As part of the extensive research activities on the JET tokamak, three high fusion power research campaigns have been conducted, the DTE1 campaign in 1997, DTE2 in 2021, and DTE3 in 2023. In 1997, JET achieved a fusion power of 16 MW, in 2021 it was able to release 59 MJ of fusion energy and released it in an experiment in 2023 104522 the most fusion energy of any device in the world 69 MJ.
JET tokamak reactor chamber. EUROfusion credit.
A record-breaking experiment 104522 had the main objective of optimizing the operational scenario at high fusion performance. Thanks to the effective stabilization of the plasma, a record amount of fusion energy was released during the experiment.
A D-shaped diverted toroidal plasma was created in the reactor with a small diameter of 1.8 m at a ring diameter of 6 m and a volume of approximately 90 m3. The plasma was kept in the axis of the reactor chamber by a helical magnetic field of 3.85 T. The fuel consisted of deuterium and tritium ions in a ratio of 2:8 with a density of approximately 9×1019 particles/m3. The unusual ratio of fuel isotopes and the application of deuterium heating beams made it possible to make maximum use of the reaction potential of accelerated deuterium ions with superthermal speed in the process of beam-target fusion reactions. Under certain circumstances, especially in current insufficiently sized reactors, this procedure may be more advantageous than a 1:1 fuel mix maintained at a higher temperature, where nuclear fusion takes place mainly on the basis of thermal splitting of plasma ions.

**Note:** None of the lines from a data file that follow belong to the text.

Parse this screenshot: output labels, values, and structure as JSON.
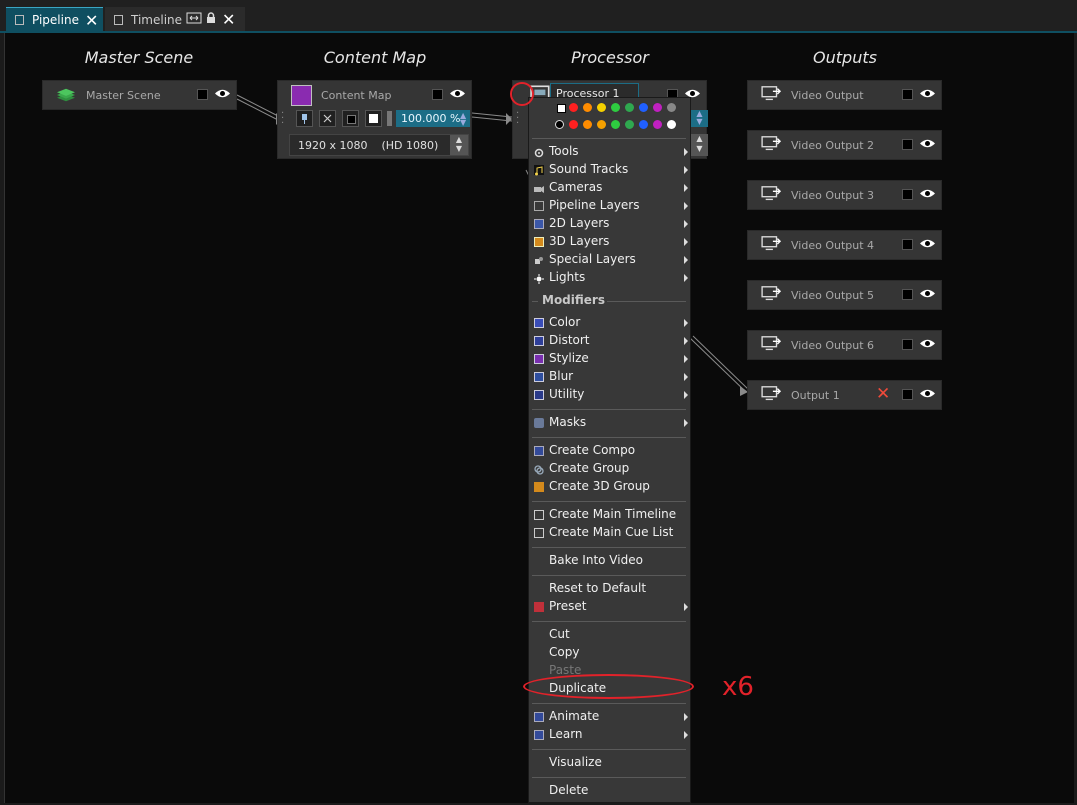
{
  "tabs": [
    {
      "label": "Pipeline",
      "close": "✕"
    },
    {
      "label": "Timeline",
      "close": "✕"
    }
  ],
  "columns": {
    "master_scene": "Master Scene",
    "content_map": "Content Map",
    "processor": "Processor",
    "outputs": "Outputs"
  },
  "master_node": {
    "title": "Master Scene"
  },
  "content_map_node": {
    "title": "Content Map",
    "percent": "100.000 %",
    "resolution": "1920 x 1080    (HD 1080)",
    "swatch_color": "#8a2bb0"
  },
  "processor_node": {
    "title": "Processor 1"
  },
  "outputs": [
    {
      "title": "Video Output"
    },
    {
      "title": "Video Output 2"
    },
    {
      "title": "Video Output 3"
    },
    {
      "title": "Video Output 4"
    },
    {
      "title": "Video Output 5"
    },
    {
      "title": "Video Output 6"
    },
    {
      "title": "Output 1"
    }
  ],
  "menu": {
    "colors_row1": [
      "#ff2020",
      "#ff8c00",
      "#f5d000",
      "#2ecc40",
      "#2fa84f",
      "#2060ff",
      "#c020c0",
      "#888888"
    ],
    "colors_row2": [
      "#ff2020",
      "#ff8c00",
      "#f5a000",
      "#2ecc40",
      "#2fa84f",
      "#2060ff",
      "#c020c0",
      "#ffffff"
    ],
    "tools": "Tools",
    "sound_tracks": "Sound Tracks",
    "cameras": "Cameras",
    "pipeline_layers": "Pipeline Layers",
    "layers_2d": "2D Layers",
    "layers_3d": "3D Layers",
    "special_layers": "Special Layers",
    "lights": "Lights",
    "modifiers_header": "Modifiers",
    "color": "Color",
    "distort": "Distort",
    "stylize": "Stylize",
    "blur": "Blur",
    "utility": "Utility",
    "masks": "Masks",
    "create_compo": "Create Compo",
    "create_group": "Create Group",
    "create_3d_group": "Create 3D Group",
    "create_main_timeline": "Create Main Timeline",
    "create_main_cue_list": "Create Main Cue List",
    "bake_into_video": "Bake Into Video",
    "reset_to_default": "Reset to Default",
    "preset": "Preset",
    "cut": "Cut",
    "copy": "Copy",
    "paste": "Paste",
    "duplicate": "Duplicate",
    "animate": "Animate",
    "learn": "Learn",
    "visualize": "Visualize",
    "delete": "Delete"
  },
  "annotation": "x6",
  "accent": "#0f4f61",
  "annotation_color": "#e2222a"
}
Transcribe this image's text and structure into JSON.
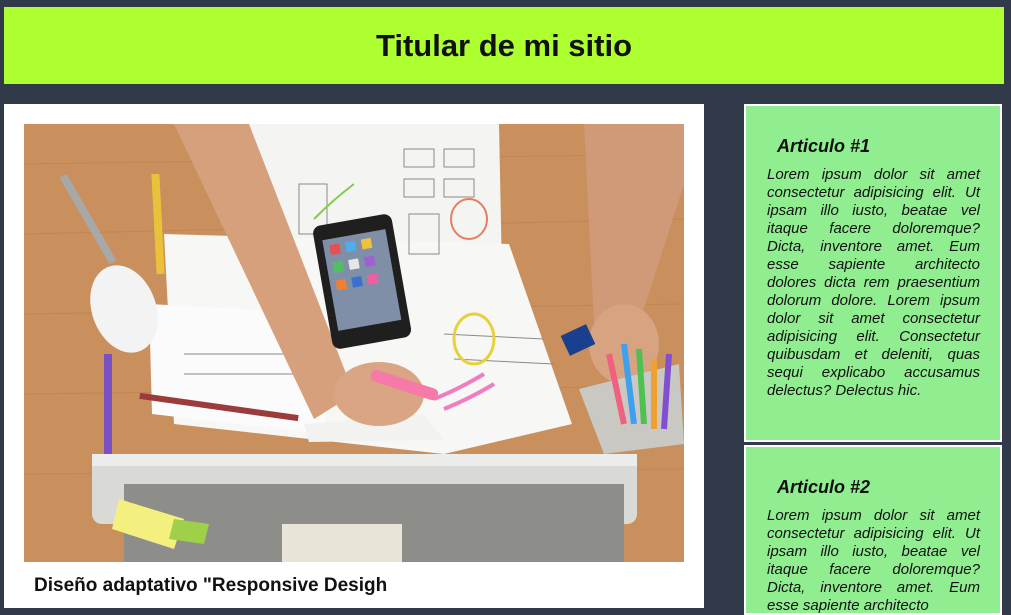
{
  "header": {
    "title": "Titular de mi sitio"
  },
  "main": {
    "image_alt": "Escritorio con computadora, smartphone, bocetos y marcadores",
    "caption": "Diseño adaptativo \"Responsive Desigh"
  },
  "articles": [
    {
      "title": "Articulo #1",
      "body": "Lorem ipsum dolor sit amet consectetur adipisicing elit. Ut ipsam illo iusto, beatae vel itaque facere doloremque? Dicta, inventore amet. Eum esse sapiente architecto dolores dicta rem praesentium dolorum dolore. Lorem ipsum dolor sit amet consectetur adipisicing elit. Consectetur quibusdam et deleniti, quas sequi explicabo accusamus delectus? Delectus hic."
    },
    {
      "title": "Articulo #2",
      "body": "Lorem ipsum dolor sit amet consectetur adipisicing elit. Ut ipsam illo iusto, beatae vel itaque facere doloremque? Dicta, inventore amet. Eum esse sapiente architecto"
    }
  ],
  "colors": {
    "background": "#313a48",
    "header": "#adff2f",
    "article": "#90ee90",
    "main": "#ffffff"
  }
}
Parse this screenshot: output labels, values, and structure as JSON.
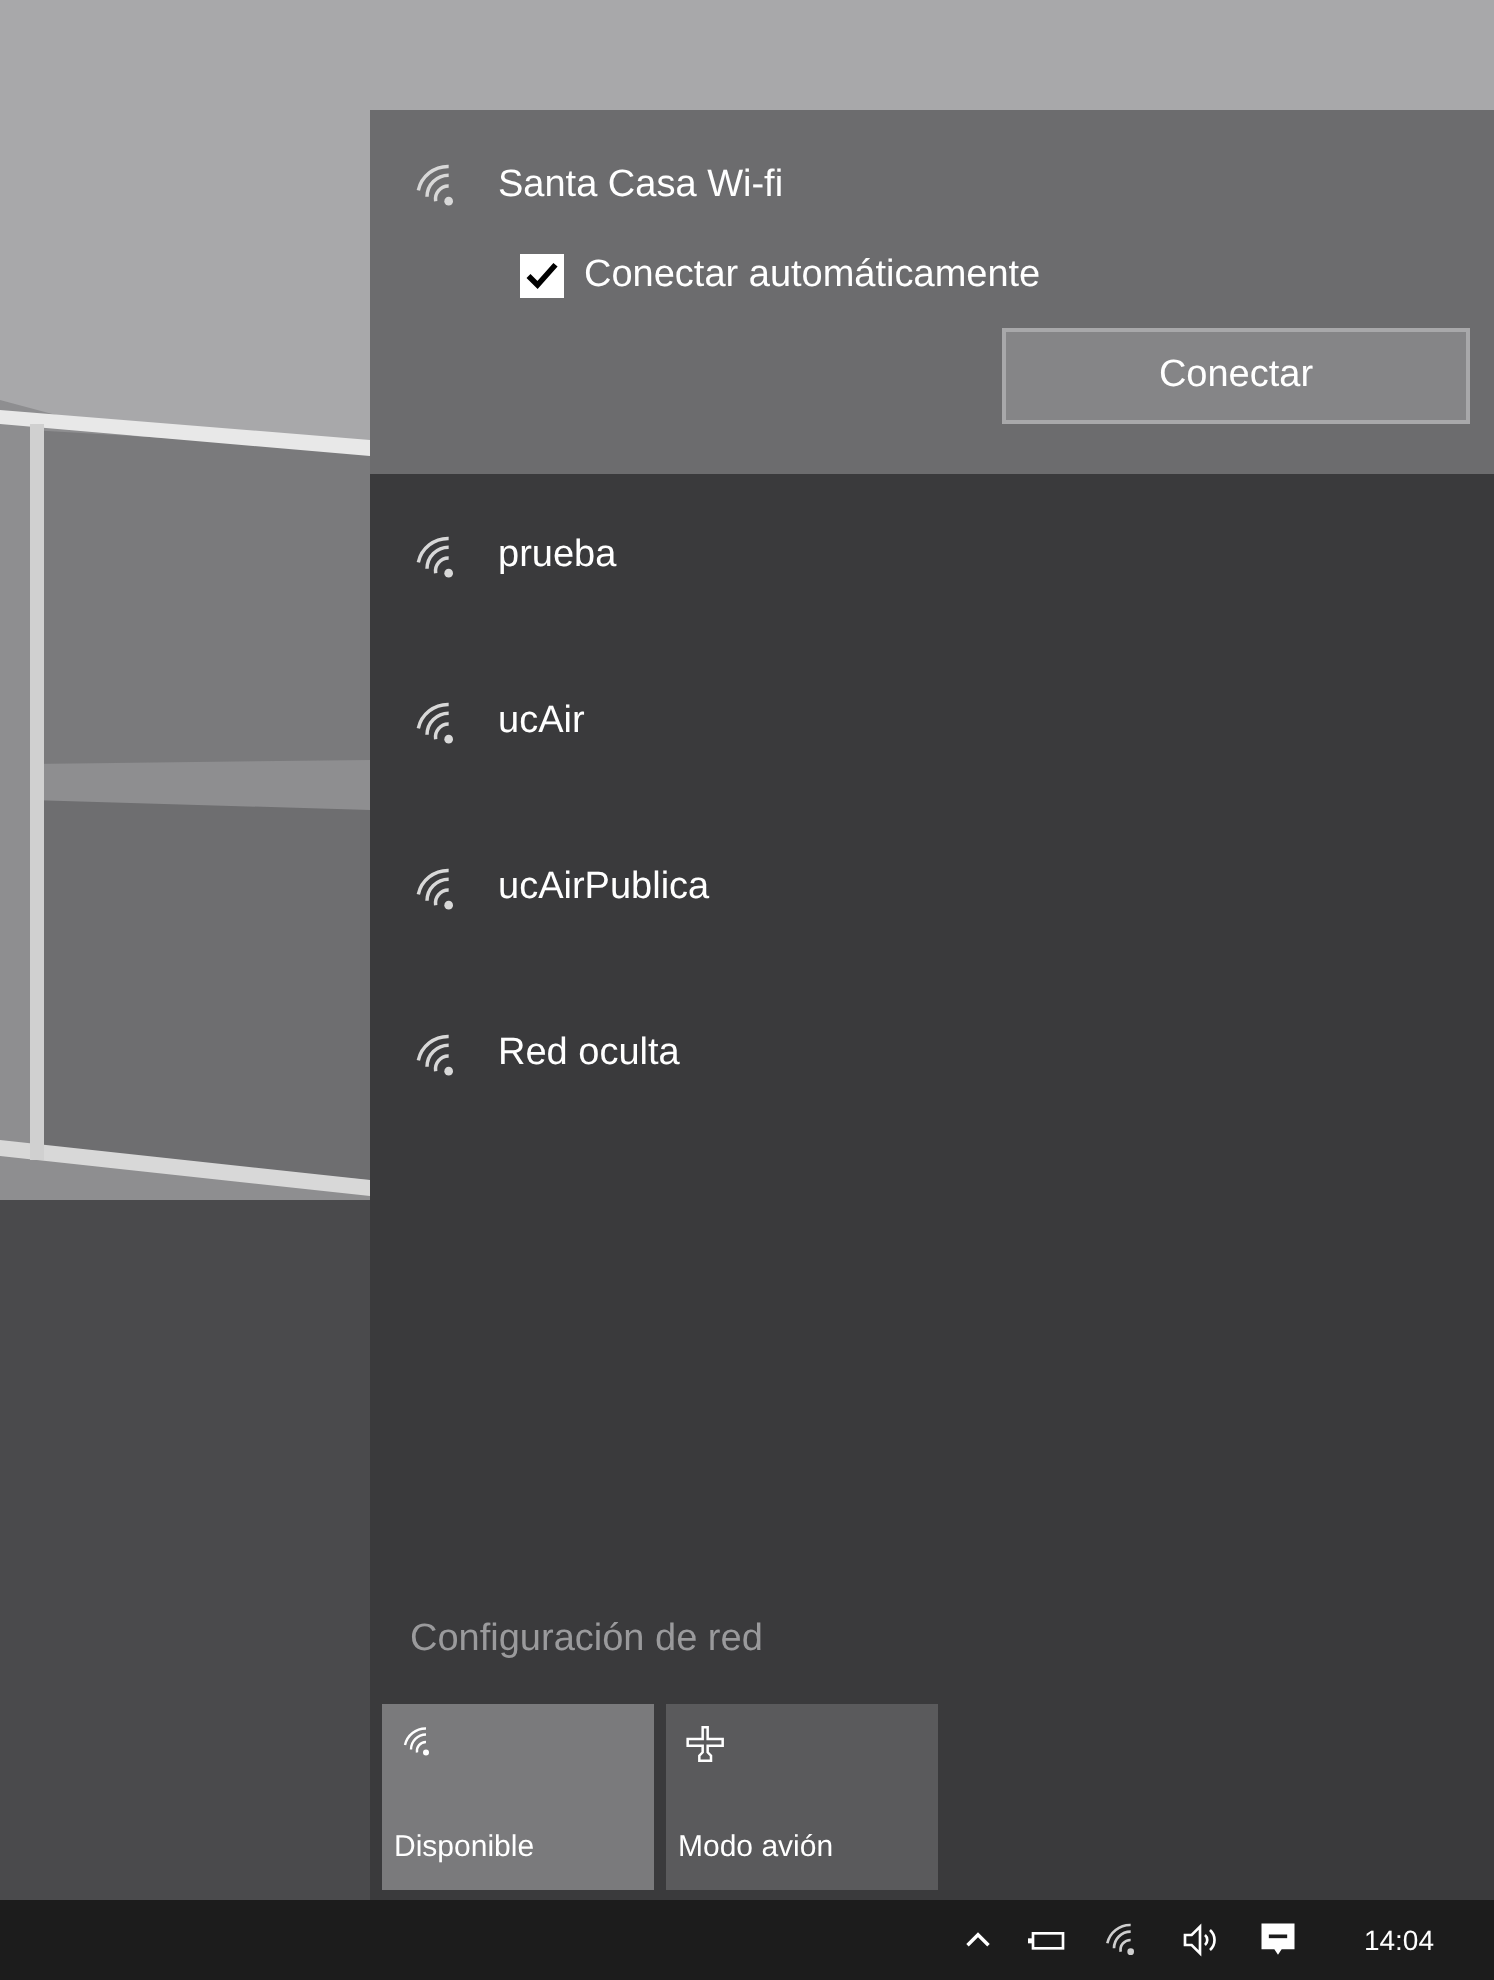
{
  "networks": [
    {
      "name": "Santa Casa Wi-fi",
      "expanded": true,
      "auto_connect": {
        "label": "Conectar automáticamente",
        "checked": true
      },
      "button": "Conectar"
    },
    {
      "name": "prueba",
      "expanded": false
    },
    {
      "name": "ucAir",
      "expanded": false
    },
    {
      "name": "ucAirPublica",
      "expanded": false
    },
    {
      "name": "Red oculta",
      "expanded": false
    }
  ],
  "settings_link": "Configuración de red",
  "quick_actions": [
    {
      "kind": "wifi",
      "label": "Disponible",
      "on": true
    },
    {
      "kind": "airplane",
      "label": "Modo avión",
      "on": false
    }
  ],
  "taskbar": {
    "time": "14:04"
  }
}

After creation, the plasma was heated by an electric current of 2.5 MA, beams of accelerated neutral deuterium atoms with an energy of 130 keV and a power of 30 MW, and electromagnetic waves at a deuterium ion cyclotron resonance frequency of 25 MHz with a power of 5 MW. One second after start-up, the reactor reached an operating plasma electron temperature of 10 keV and fusion power exceeded 12 MW. The reactor then maintained fusion power between 14 and 11 MW for 5 seconds. The average reactor gain was 0.36. The neutron flux varied from 4×1018 up to 5×1018 n/s
The reactor structure was protected from the hot plasma by the first wall made of beryllium, the divertor targets on which the plasma continuously hits were tungsten. The fusion reaction consumed 0.2 mg of DT fuel. During the experiment, the reactor continuously released high-power fusion energy, and its thermal output was around 48 MW.
The JET reactor successfully repeated and refined the high fusion power experiments from the previous campaign in 2021. Over the entire JET campaign, it released more than 500 MJ of fusion energy. In doing so, he demonstrated the reliability and maturity of operational scenarios and operational methodologies of tokamaks. The tested operational scenarios will be the main basis for the compilation of operational scenarios and the successful operation of the ITER reactor and the European prototype of the DEMO fusion power plant.
| Released fusion power and energy in the JET experiments. EUROfusion credit. | Images of the interior of the JET reactor during experiment 104522. The plasma is transparent, the glow at the bottom of the reactor shows the interaction of the plasma with the divertor targets. EUROfusion credit. |
Summary
The achieved record results mark a significant breakthrough in fusion research and confirm that fusion research on both magnetic and inertial fuel retention is heading in the right direction. Currently, plasma physics research continues with the aim of a deeper understanding of physical processes in hot plasma and the development of fusion device technologies.
Research into nuclear fusion with inertial fuel retention is still in the phase of physical research, but research into nuclear fusion with magnetic fuel retention is already solving technological issues and is ready for transfer to the energy industry. The start of construction of the first fusion power plants is expected around 2040.